Kleine Levin Syndrome
😴 Kleine–Levin syndrome (KLS) is a rare relapsing-remitting sleep disorder causing repeated episodes of extreme sleepiness, altered behaviour and cognitive disturbance. It is sometimes called “Sleeping Beauty syndrome”, although this nickname can minimise how disabling the condition is.
📖 Overview
- Core feature: recurrent episodes of severe hypersomnia.
- During episodes, patients may sleep for 15–21 hours per day.
- Episodes usually last days to weeks.
- Patients are typically much closer to normal between episodes.
- It most often begins in adolescence and is more commonly reported in males.
- The cause is uncertain, but hypothalamic, thalamic, inflammatory, autoimmune and genetic mechanisms have been proposed.
🧠 Symptoms During Episodes
- Hypersomnia: sleeping most of the day and being difficult to wake.
- Cognitive change: confusion, poor concentration, slowness, memory problems or “brain fog”.
- Derealisation: feeling detached, unreal or dream-like.
- Apathy: reduced motivation, withdrawal or reduced interaction.

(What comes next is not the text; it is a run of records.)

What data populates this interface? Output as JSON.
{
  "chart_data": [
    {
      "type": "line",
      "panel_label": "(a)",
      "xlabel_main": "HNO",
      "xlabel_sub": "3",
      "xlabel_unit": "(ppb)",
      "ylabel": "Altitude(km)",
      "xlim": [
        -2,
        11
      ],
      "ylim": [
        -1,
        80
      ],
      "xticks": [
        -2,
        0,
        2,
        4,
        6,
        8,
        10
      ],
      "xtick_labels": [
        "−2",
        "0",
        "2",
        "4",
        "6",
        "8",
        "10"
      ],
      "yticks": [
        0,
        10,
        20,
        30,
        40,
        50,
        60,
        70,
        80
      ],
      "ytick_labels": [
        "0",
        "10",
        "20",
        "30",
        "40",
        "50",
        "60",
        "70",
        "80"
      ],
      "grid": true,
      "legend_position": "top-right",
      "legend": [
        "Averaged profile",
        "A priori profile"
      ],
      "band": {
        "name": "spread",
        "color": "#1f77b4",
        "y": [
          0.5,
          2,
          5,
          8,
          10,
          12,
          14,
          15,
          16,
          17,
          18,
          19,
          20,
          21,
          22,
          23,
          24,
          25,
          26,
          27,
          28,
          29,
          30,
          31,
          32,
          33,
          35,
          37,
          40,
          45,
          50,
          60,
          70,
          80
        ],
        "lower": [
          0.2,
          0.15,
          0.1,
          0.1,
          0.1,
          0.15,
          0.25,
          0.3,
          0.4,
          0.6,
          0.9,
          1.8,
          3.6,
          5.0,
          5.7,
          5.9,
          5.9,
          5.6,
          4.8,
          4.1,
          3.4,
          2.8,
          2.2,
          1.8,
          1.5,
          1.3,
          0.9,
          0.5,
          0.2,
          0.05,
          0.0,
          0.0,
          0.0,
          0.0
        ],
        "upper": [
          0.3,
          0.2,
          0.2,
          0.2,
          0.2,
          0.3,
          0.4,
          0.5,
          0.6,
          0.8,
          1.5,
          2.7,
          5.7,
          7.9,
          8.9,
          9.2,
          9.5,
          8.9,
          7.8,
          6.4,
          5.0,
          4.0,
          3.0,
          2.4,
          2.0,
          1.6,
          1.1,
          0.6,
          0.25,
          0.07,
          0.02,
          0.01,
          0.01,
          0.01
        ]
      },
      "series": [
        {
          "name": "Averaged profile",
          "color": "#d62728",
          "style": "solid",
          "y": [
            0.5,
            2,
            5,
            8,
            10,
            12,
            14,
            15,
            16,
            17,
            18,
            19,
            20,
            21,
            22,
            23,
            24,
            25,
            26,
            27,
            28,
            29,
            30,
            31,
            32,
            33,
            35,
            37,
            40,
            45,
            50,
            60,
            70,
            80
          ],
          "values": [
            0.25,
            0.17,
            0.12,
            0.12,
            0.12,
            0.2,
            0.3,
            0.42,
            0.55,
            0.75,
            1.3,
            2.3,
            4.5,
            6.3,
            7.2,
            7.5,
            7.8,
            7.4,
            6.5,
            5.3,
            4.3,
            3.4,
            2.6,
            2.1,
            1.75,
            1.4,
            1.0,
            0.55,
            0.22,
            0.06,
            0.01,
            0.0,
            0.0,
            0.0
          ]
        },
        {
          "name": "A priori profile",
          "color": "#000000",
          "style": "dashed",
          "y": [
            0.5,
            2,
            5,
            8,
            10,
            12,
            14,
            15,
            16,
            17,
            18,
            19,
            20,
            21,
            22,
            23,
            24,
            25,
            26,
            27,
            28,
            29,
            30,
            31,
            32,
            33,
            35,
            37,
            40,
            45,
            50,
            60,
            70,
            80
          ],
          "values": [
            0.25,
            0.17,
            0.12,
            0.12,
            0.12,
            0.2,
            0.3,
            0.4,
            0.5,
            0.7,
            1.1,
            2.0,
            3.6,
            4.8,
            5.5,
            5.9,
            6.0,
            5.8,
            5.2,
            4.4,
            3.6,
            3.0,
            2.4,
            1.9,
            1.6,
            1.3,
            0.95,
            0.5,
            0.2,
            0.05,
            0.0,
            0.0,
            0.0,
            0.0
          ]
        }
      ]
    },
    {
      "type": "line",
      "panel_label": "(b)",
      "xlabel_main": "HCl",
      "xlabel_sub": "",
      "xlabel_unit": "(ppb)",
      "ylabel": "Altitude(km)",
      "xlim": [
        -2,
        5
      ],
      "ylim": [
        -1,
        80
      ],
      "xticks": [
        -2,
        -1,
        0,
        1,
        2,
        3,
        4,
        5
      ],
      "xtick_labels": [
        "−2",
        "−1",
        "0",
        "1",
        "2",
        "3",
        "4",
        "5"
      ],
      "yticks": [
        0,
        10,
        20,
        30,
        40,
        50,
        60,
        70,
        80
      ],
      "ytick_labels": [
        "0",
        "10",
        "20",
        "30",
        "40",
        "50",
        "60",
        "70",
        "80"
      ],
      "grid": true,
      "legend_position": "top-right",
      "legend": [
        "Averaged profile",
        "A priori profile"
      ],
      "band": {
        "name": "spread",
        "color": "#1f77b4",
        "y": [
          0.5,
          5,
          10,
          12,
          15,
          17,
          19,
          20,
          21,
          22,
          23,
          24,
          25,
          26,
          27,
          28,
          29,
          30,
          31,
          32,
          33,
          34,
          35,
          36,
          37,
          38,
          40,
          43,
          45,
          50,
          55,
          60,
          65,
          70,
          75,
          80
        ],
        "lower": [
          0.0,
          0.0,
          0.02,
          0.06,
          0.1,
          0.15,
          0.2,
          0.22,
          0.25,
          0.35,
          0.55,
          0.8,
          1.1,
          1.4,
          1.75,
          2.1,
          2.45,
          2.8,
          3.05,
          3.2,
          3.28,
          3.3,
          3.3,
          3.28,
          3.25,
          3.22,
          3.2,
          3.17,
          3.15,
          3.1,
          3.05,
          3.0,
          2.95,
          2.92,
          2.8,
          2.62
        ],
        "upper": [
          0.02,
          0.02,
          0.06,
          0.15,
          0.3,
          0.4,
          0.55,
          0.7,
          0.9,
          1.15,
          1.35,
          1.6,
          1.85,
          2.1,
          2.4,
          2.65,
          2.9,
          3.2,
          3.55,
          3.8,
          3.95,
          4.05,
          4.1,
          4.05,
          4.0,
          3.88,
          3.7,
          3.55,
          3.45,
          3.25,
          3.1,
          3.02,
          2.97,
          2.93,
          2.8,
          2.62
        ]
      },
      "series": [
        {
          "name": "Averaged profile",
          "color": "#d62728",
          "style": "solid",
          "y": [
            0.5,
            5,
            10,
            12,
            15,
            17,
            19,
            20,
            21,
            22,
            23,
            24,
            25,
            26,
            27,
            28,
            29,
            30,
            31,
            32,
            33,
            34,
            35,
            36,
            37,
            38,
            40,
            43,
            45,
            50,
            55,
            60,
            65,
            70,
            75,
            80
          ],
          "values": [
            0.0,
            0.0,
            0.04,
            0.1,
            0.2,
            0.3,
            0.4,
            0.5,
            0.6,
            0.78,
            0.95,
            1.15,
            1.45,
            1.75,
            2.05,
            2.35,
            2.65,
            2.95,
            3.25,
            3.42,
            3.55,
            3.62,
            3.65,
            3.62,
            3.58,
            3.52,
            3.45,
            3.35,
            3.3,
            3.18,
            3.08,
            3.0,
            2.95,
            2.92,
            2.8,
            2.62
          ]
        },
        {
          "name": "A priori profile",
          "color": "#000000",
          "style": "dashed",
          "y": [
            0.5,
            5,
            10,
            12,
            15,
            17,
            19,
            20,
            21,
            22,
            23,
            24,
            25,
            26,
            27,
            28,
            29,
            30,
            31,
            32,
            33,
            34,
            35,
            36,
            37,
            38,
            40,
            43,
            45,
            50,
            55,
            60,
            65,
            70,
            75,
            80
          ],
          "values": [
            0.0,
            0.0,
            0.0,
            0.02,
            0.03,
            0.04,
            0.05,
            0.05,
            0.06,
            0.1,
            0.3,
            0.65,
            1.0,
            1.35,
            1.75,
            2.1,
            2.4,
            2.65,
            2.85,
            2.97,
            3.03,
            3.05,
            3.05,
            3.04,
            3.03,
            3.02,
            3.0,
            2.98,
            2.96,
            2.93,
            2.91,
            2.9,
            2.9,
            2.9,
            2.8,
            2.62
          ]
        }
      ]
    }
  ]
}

- Behavioural change: irritability, disinhibition, childish behaviour or emotional lability.
- Hyperphagia: increased appetite, binge eating or unusual cravings.
- Hypersexuality: may occur, especially in male patients, but is not required for diagnosis.
- Mood symptoms: low mood, anxiety or agitation may occur.
🔍 Pattern to Recognise
- Episodes recur, often separated by weeks or months.
- Function is usually near baseline between episodes.
- Episodes may be triggered by infection, sleep deprivation, stress, alcohol or physical exertion.
- Patients may have poor recall of events during an episode.
- The condition can significantly disrupt school, university, work and relationships.
🩺 Assessment
- Take a careful collateral history from family, carers or partners.
- Document sleep duration, episode length, frequency and recovery between episodes.
- Ask about cognitive symptoms, derealisation, eating change, disinhibition and mood symptoms.
- Ask about drugs, alcohol, prescribed medication and recent infection.
- Assess mental state, risk, safeguarding and functional impact.
- Consider sleep diary or actigraphy if available.
- Refer to a sleep medicine or neurology specialist if KLS is suspected.
🧪 Investigations
- KLS is a clinical diagnosis after excluding other causes.
- Blood tests may include FBC, U&Es, LFTs, glucose, calcium, TFTs, B12/folate and inflammatory markers if clinically indicated.
- Consider toxicology screening where substance use is possible.
- Sleep studies may help exclude narcolepsy, obstructive sleep apnoea or other hypersomnia disorders.
- Neuroimaging or EEG may be considered if seizures, encephalitis, focal neurology or atypical features are present.
🧩 Differential Diagnosis
- Narcolepsy
- Idiopathic hypersomnia
- Obstructive sleep apnoea
- Depression or bipolar disorder
- Psychosis or dissociative states
- Substance intoxication or withdrawal
- Medication adverse effects, including sedatives
- Hypothyroidism or metabolic disturbance
- Epilepsy, especially focal seizures or post-ictal states
- Encephalitis, intracranial pathology or inflammatory brain disease
💊 Management
- Specialist referral: usually to sleep medicine, neurology or neuropsychiatry.
- Education: explain the relapsing-remitting pattern and need for safety planning.
- Episode management: allow sleep, reduce stimulation and provide supervision if confused or disinhibited.
- Safety: avoid driving, operating machinery, cooking unsupervised or high-risk activity during episodes.
- School/work support: provide letters, reasonable adjustments and relapse planning.
- Medication: no universally effective treatment; specialist options may include stimulants for sleepiness or mood stabilisers such as lithium in selected recurrent severe cases.
- Mental health support: assess anxiety, depression, distress and family burden.
🚑 When to Escalate Urgently
- First episode with marked confusion or reduced consciousness.
- Fever, meningism, severe headache or suspected encephalitis.
- Seizure, focal neurological signs or head injury.
- Psychosis, severe agitation or high-risk behaviour.
- Suicidal thoughts or safeguarding concerns.
- Dehydration, inability to eat or drink safely, or severe self-neglect.
🧠 Clinical Pearl
Kleine–Levin syndrome is best recognised by its episodic pattern: dramatic hypersomnia with cognitive and behavioural change, followed by near-normal functioning between attacks. The likely neurobiology involves sleep–wake regulation networks, particularly hypothalamic and thalamic circuits, which helps explain why sleep, appetite, behaviour and perception can all be disturbed together. Because the presentation can mimic psychiatric illness, intoxication, epilepsy or encephalitis, the first episode deserves careful exclusion of more common or dangerous causes.
📚 Exam Pearl
😴 Kleine–Levin syndrome = recurrent episodes of hypersomnia + cognitive/behavioural disturbance + normal or near-normal baseline between episodes.